Women earn higher grades in college than men, Mr. Schaeffer pointed out, although men outperform women on the test, which is designed to predict college success.

“On the rival college-admissions test, the ACT, male and female scores are essentially the same—just as they are on the National Assessment of Educational Progress,” Mr. Schaeffer said. “The SAT gender gap says more about the test’s biases than educational attainment.”

The College Board says that, to ensure fairness, the test goes through a series of evaluations before it is administered.

“It is absolutely the most highly researched test in the world,” said Gretchen Rigol, the board’s vice president of higher education services.

Steady at ACT

For the fourth consecutive year, average ACT scores, which measure students’ ability in English, math, reading, and science reasoning, remained steady at 21.
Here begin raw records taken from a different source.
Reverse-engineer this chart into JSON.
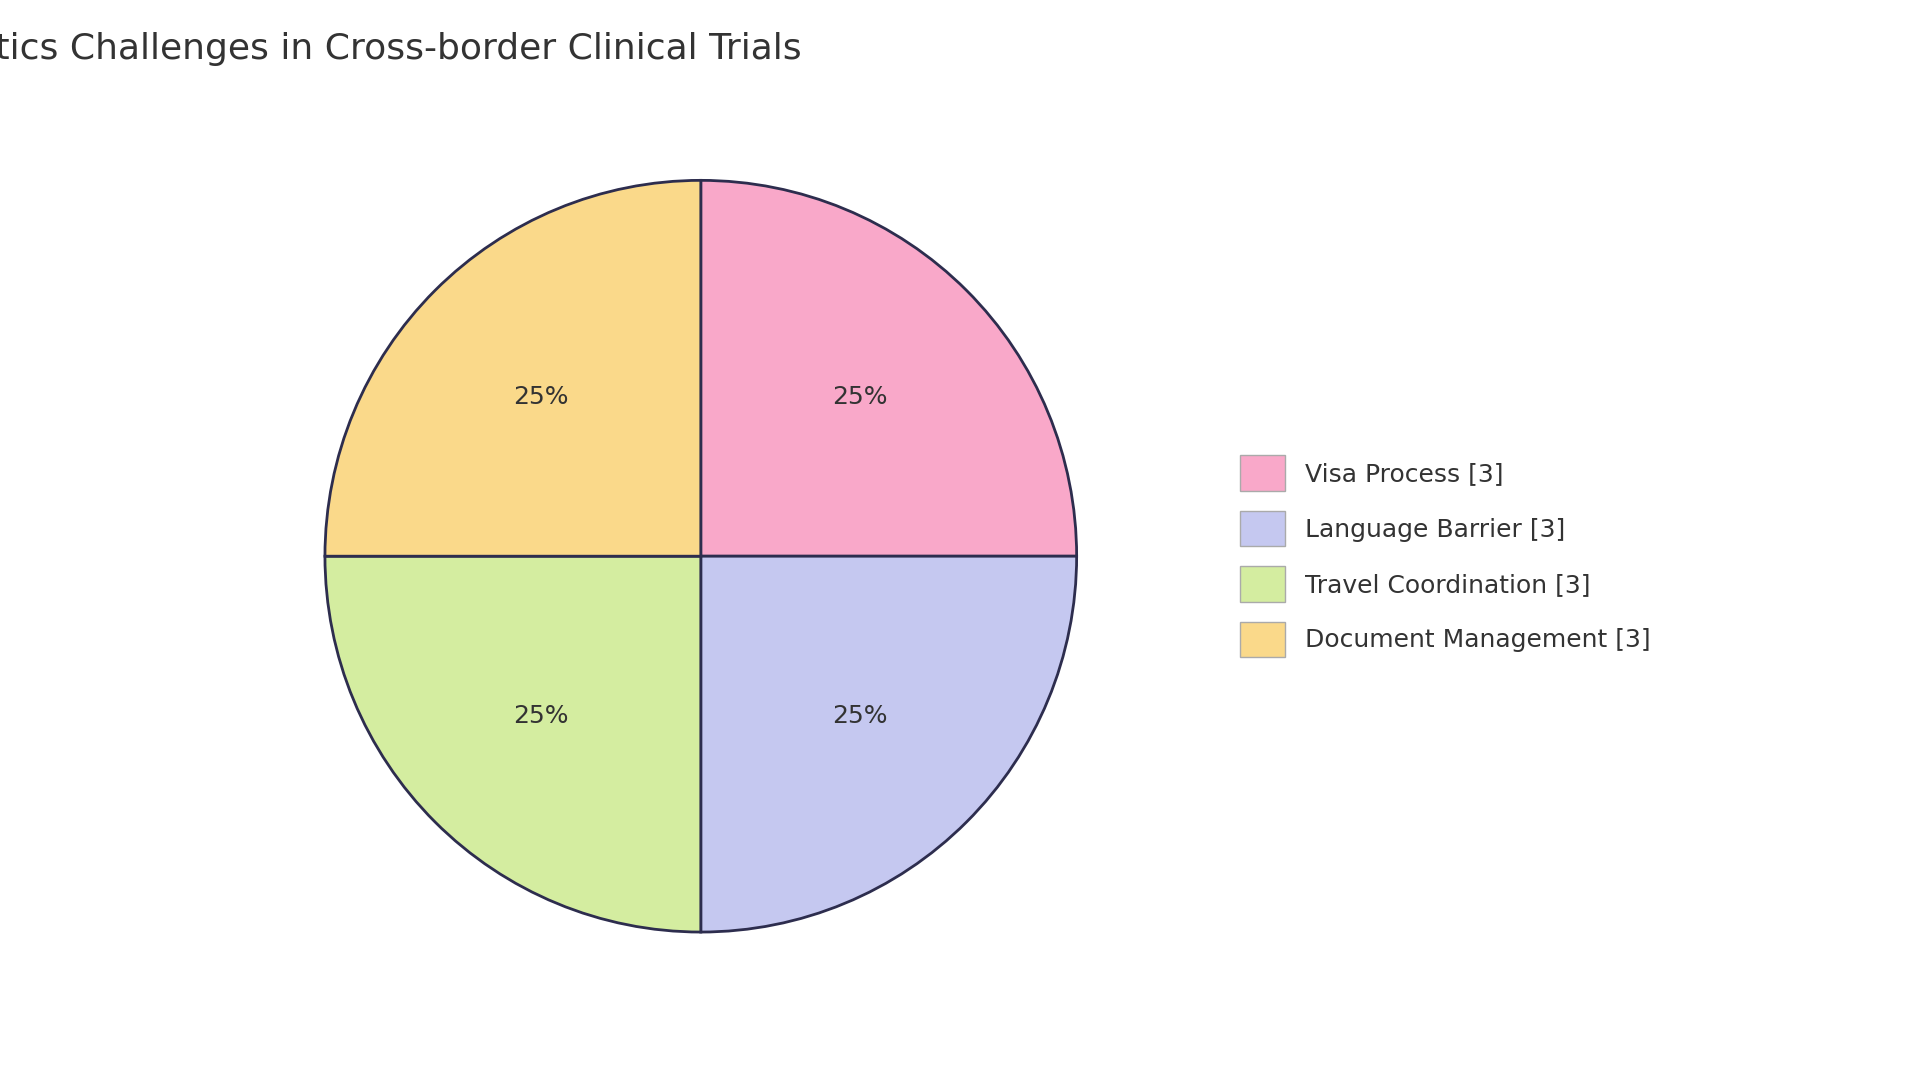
{
  "title": "Logistics Challenges in Cross-border Clinical Trials",
  "labels": [
    "Visa Process [3]",
    "Language Barrier [3]",
    "Travel Coordination [3]",
    "Document Management [3]"
  ],
  "values": [
    25,
    25,
    25,
    25
  ],
  "colors_pie": [
    "#F9A8C9",
    "#C5C8F0",
    "#D4EDA0",
    "#FAD98A"
  ],
  "colors_legend": [
    "#F9A8C9",
    "#C5C8F0",
    "#D4EDA0",
    "#FAD98A"
  ],
  "edge_color": "#2D2D4E",
  "edge_width": 2.0,
  "text_color": "#333333",
  "background_color": "#FFFFFF",
  "title_fontsize": 26,
  "autopct_fontsize": 18,
  "legend_fontsize": 18,
  "startangle": 0
}
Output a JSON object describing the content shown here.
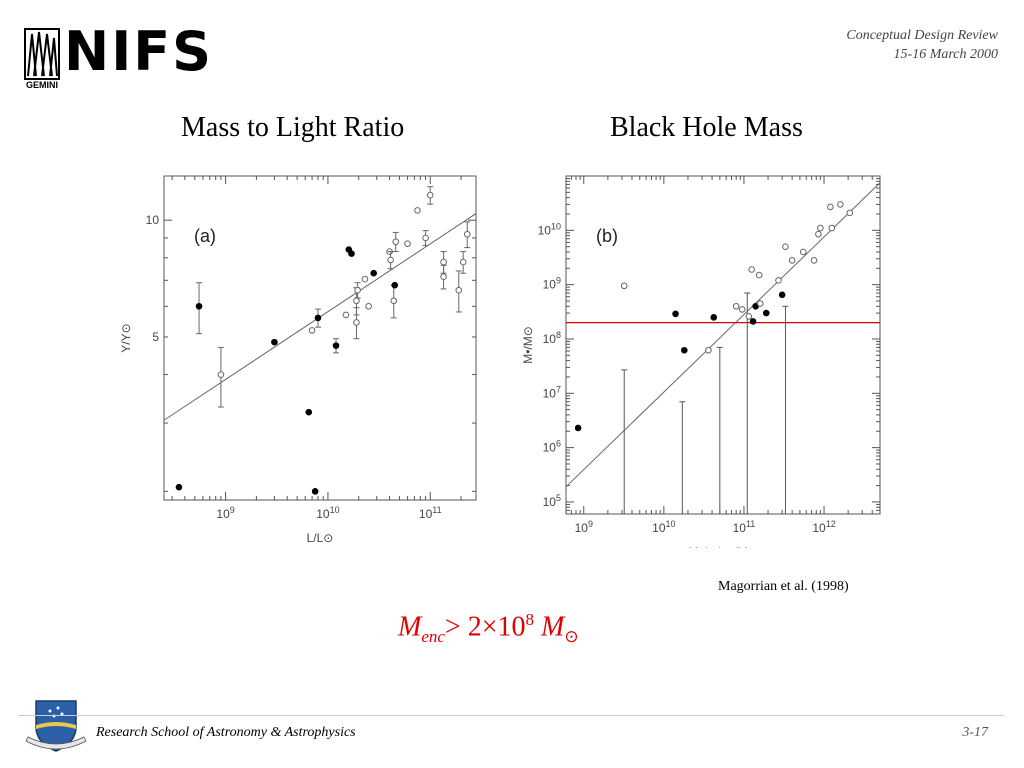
{
  "header": {
    "logo_text": "NIFS",
    "logo_sub": "GEMINI",
    "review_title": "Conceptual Design Review",
    "review_date": "15-16 March 2000"
  },
  "titles": {
    "left": "Mass to Light Ratio",
    "right": "Black Hole Mass"
  },
  "citation": "Magorrian et al. (1998)",
  "formula": {
    "m": "M",
    "enc": "enc",
    "rest": "> 2×10",
    "exp": "8",
    "msun": "M",
    "sun": "⊙"
  },
  "footer": {
    "institution": "Research School of Astronomy & Astrophysics",
    "page": "3-17"
  },
  "chart_data": [
    {
      "type": "scatter",
      "panel_label": "(a)",
      "xlabel": "L/L⊙",
      "ylabel": "Υ/Υ⊙",
      "x_scale": "log",
      "y_scale": "log",
      "xlim": [
        250000000.0,
        280000000000.0
      ],
      "ylim": [
        1.9,
        13
      ],
      "x_ticks": [
        {
          "v": 1000000000.0,
          "b": "10",
          "e": "9"
        },
        {
          "v": 10000000000.0,
          "b": "10",
          "e": "10"
        },
        {
          "v": 100000000000.0,
          "b": "10",
          "e": "11"
        }
      ],
      "y_ticks": [
        {
          "v": 5,
          "t": "5"
        },
        {
          "v": 10,
          "t": "10"
        }
      ],
      "fit_line": [
        [
          250000000.0,
          3.05
        ],
        [
          280000000000.0,
          10.4
        ]
      ],
      "points": [
        {
          "x": 350000000.0,
          "y": 2.05,
          "filled": true,
          "err": 0
        },
        {
          "x": 550000000.0,
          "y": 6.0,
          "filled": true,
          "err": 0.9
        },
        {
          "x": 900000000.0,
          "y": 4.0,
          "filled": false,
          "err": 0.7
        },
        {
          "x": 3000000000.0,
          "y": 4.85,
          "filled": true,
          "err": 0
        },
        {
          "x": 6500000000.0,
          "y": 3.2,
          "filled": true,
          "err": 0
        },
        {
          "x": 7500000000.0,
          "y": 2.0,
          "filled": true,
          "err": 0
        },
        {
          "x": 7000000000.0,
          "y": 5.2,
          "filled": false,
          "err": 0
        },
        {
          "x": 8000000000.0,
          "y": 5.6,
          "filled": true,
          "err": 0.3
        },
        {
          "x": 12000000000.0,
          "y": 4.75,
          "filled": true,
          "err": 0.2
        },
        {
          "x": 15000000000.0,
          "y": 5.7,
          "filled": false,
          "err": 0
        },
        {
          "x": 16000000000.0,
          "y": 8.4,
          "filled": true,
          "err": 0
        },
        {
          "x": 17000000000.0,
          "y": 8.2,
          "filled": true,
          "err": 0
        },
        {
          "x": 19000000000.0,
          "y": 5.45,
          "filled": false,
          "err": 0.5
        },
        {
          "x": 19000000000.0,
          "y": 6.2,
          "filled": false,
          "err": 0.5
        },
        {
          "x": 19500000000.0,
          "y": 6.6,
          "filled": false,
          "err": 0.3
        },
        {
          "x": 23000000000.0,
          "y": 7.05,
          "filled": false,
          "err": 0
        },
        {
          "x": 25000000000.0,
          "y": 6.0,
          "filled": false,
          "err": 0
        },
        {
          "x": 28000000000.0,
          "y": 7.3,
          "filled": true,
          "err": 0
        },
        {
          "x": 40000000000.0,
          "y": 8.3,
          "filled": false,
          "err": 0
        },
        {
          "x": 41000000000.0,
          "y": 7.9,
          "filled": false,
          "err": 0.4
        },
        {
          "x": 44000000000.0,
          "y": 6.2,
          "filled": false,
          "err": 0.6
        },
        {
          "x": 45000000000.0,
          "y": 6.8,
          "filled": true,
          "err": 0
        },
        {
          "x": 46000000000.0,
          "y": 8.8,
          "filled": false,
          "err": 0.5
        },
        {
          "x": 60000000000.0,
          "y": 8.7,
          "filled": false,
          "err": 0
        },
        {
          "x": 75000000000.0,
          "y": 10.6,
          "filled": false,
          "err": 0
        },
        {
          "x": 90000000000.0,
          "y": 9.0,
          "filled": false,
          "err": 0.4
        },
        {
          "x": 100000000000.0,
          "y": 11.6,
          "filled": false,
          "err": 0.6
        },
        {
          "x": 135000000000.0,
          "y": 7.8,
          "filled": false,
          "err": 0.5
        },
        {
          "x": 135000000000.0,
          "y": 7.15,
          "filled": false,
          "err": 0.5
        },
        {
          "x": 190000000000.0,
          "y": 6.6,
          "filled": false,
          "err": 0.8
        },
        {
          "x": 210000000000.0,
          "y": 7.8,
          "filled": false,
          "err": 0.5
        },
        {
          "x": 230000000000.0,
          "y": 9.2,
          "filled": false,
          "err": 0.7
        }
      ]
    },
    {
      "type": "scatter",
      "panel_label": "(b)",
      "xlabel": "M_bulge/M⊙",
      "ylabel": "M•/M⊙",
      "x_scale": "log",
      "y_scale": "log",
      "xlim": [
        600000000.0,
        5000000000000.0
      ],
      "ylim": [
        60000.0,
        100000000000.0
      ],
      "x_ticks": [
        {
          "v": 1000000000.0,
          "b": "10",
          "e": "9"
        },
        {
          "v": 10000000000.0,
          "b": "10",
          "e": "10"
        },
        {
          "v": 100000000000.0,
          "b": "10",
          "e": "11"
        },
        {
          "v": 1000000000000.0,
          "b": "10",
          "e": "12"
        }
      ],
      "y_ticks": [
        {
          "v": 100000.0,
          "b": "10",
          "e": "5"
        },
        {
          "v": 1000000.0,
          "b": "10",
          "e": "6"
        },
        {
          "v": 10000000.0,
          "b": "10",
          "e": "7"
        },
        {
          "v": 100000000.0,
          "b": "10",
          "e": "8"
        },
        {
          "v": 1000000000.0,
          "b": "10",
          "e": "9"
        },
        {
          "v": 10000000000.0,
          "b": "10",
          "e": "10"
        }
      ],
      "fit_line": [
        [
          600000000.0,
          190000.0
        ],
        [
          5000000000000.0,
          75000000000.0
        ]
      ],
      "threshold_y": 200000000.0,
      "threshold_color": "#e00000",
      "points": [
        {
          "x": 850000000.0,
          "y": 2300000.0,
          "filled": true
        },
        {
          "x": 3200000000.0,
          "y": 950000000.0,
          "filled": false
        },
        {
          "x": 14000000000.0,
          "y": 290000000.0,
          "filled": true
        },
        {
          "x": 18000000000.0,
          "y": 62000000.0,
          "filled": true
        },
        {
          "x": 36000000000.0,
          "y": 62000000.0,
          "filled": false
        },
        {
          "x": 42000000000.0,
          "y": 250000000.0,
          "filled": true
        },
        {
          "x": 80000000000.0,
          "y": 400000000.0,
          "filled": false
        },
        {
          "x": 95000000000.0,
          "y": 350000000.0,
          "filled": false
        },
        {
          "x": 115000000000.0,
          "y": 260000000.0,
          "filled": false
        },
        {
          "x": 125000000000.0,
          "y": 1900000000.0,
          "filled": false
        },
        {
          "x": 130000000000.0,
          "y": 210000000.0,
          "filled": true
        },
        {
          "x": 140000000000.0,
          "y": 400000000.0,
          "filled": true
        },
        {
          "x": 155000000000.0,
          "y": 1500000000.0,
          "filled": false
        },
        {
          "x": 160000000000.0,
          "y": 450000000.0,
          "filled": false
        },
        {
          "x": 190000000000.0,
          "y": 300000000.0,
          "filled": true
        },
        {
          "x": 270000000000.0,
          "y": 1200000000.0,
          "filled": false
        },
        {
          "x": 300000000000.0,
          "y": 650000000.0,
          "filled": true
        },
        {
          "x": 330000000000.0,
          "y": 5000000000.0,
          "filled": false
        },
        {
          "x": 400000000000.0,
          "y": 2800000000.0,
          "filled": false
        },
        {
          "x": 550000000000.0,
          "y": 4000000000.0,
          "filled": false
        },
        {
          "x": 750000000000.0,
          "y": 2800000000.0,
          "filled": false
        },
        {
          "x": 850000000000.0,
          "y": 8500000000.0,
          "filled": false
        },
        {
          "x": 900000000000.0,
          "y": 11000000000.0,
          "filled": false
        },
        {
          "x": 1200000000000.0,
          "y": 27000000000.0,
          "filled": false
        },
        {
          "x": 1250000000000.0,
          "y": 11000000000.0,
          "filled": false
        },
        {
          "x": 1600000000000.0,
          "y": 30000000000.0,
          "filled": false
        },
        {
          "x": 2100000000000.0,
          "y": 21000000000.0,
          "filled": false
        }
      ],
      "upper_limits": [
        {
          "x": 3200000000.0,
          "y": 27000000.0
        },
        {
          "x": 17000000000.0,
          "y": 7000000.0
        },
        {
          "x": 50000000000.0,
          "y": 70000000.0
        },
        {
          "x": 110000000000.0,
          "y": 700000000.0
        },
        {
          "x": 330000000000.0,
          "y": 400000000.0
        }
      ]
    }
  ]
}
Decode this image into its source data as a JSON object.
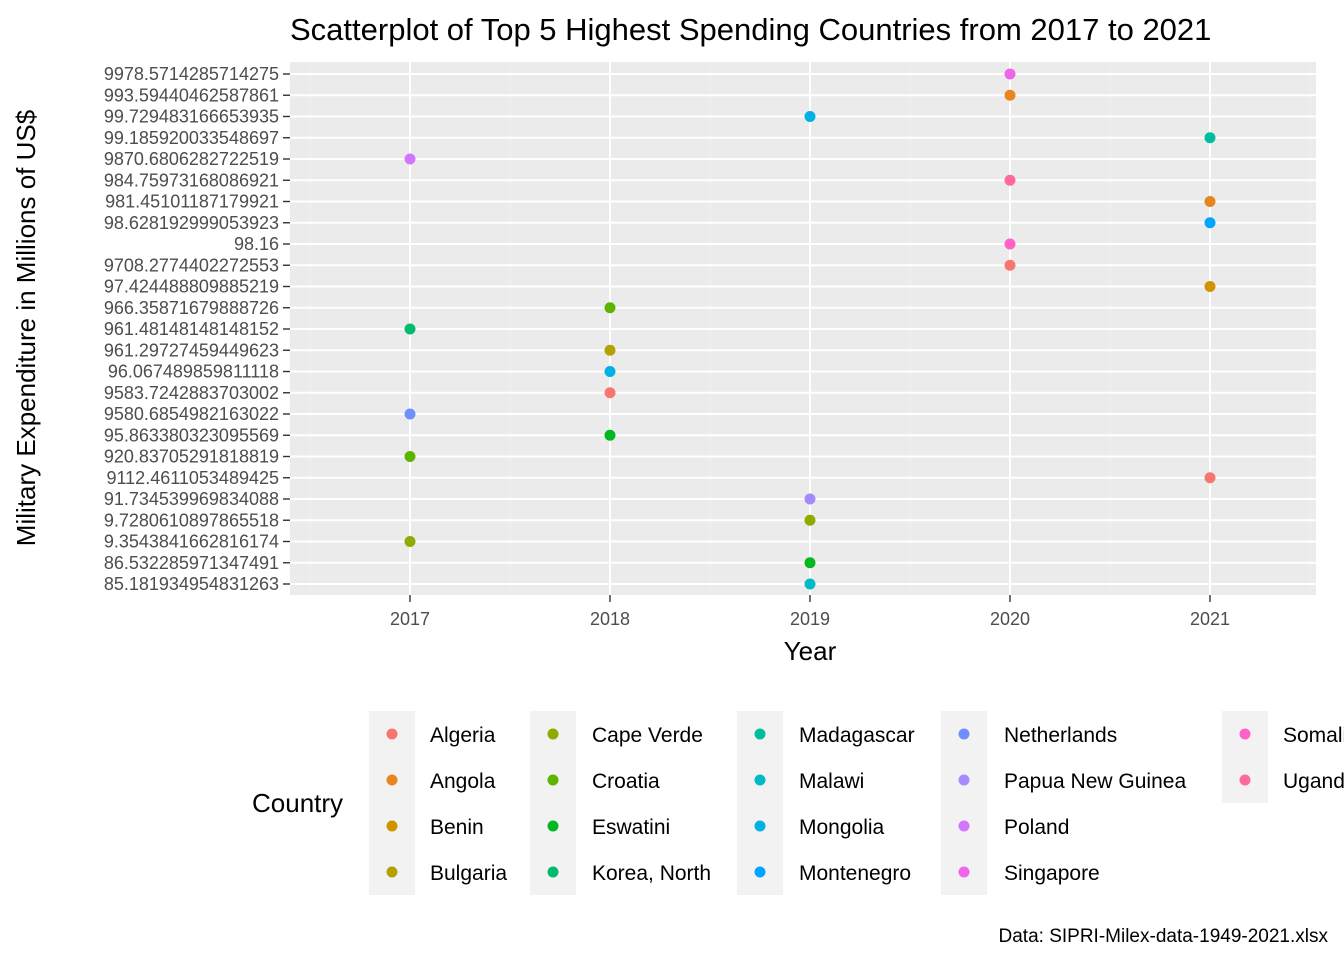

“From the 1960s through the 1980s, the national average score fluctuated constantly,” Richard L. Ferguson, the president of ACT Inc., said in a statement. “Decreases outnumbered increases, and increases were seldom consecutive. Today, the situation is the reverse. We haven’t seen a decline in the national average since 1989.”

For the ACT, the proportion of high school students who reported having taken a core curriculum of at least four years of English and three years each of math, social sciences, and natural sciences, increased to 63 percent, from just 48 percent in 1990.

While high school students were taking a more demanding courseload, the ACT results also showed that 47 percent of those who hoped to enroll at a selective college had an ACT score at or below the national average.

The proportion of ACT-takers who reported themselves as being home schooled, while still small, increased by 41 percent since last year.

Those students scored slightly higher than the national average.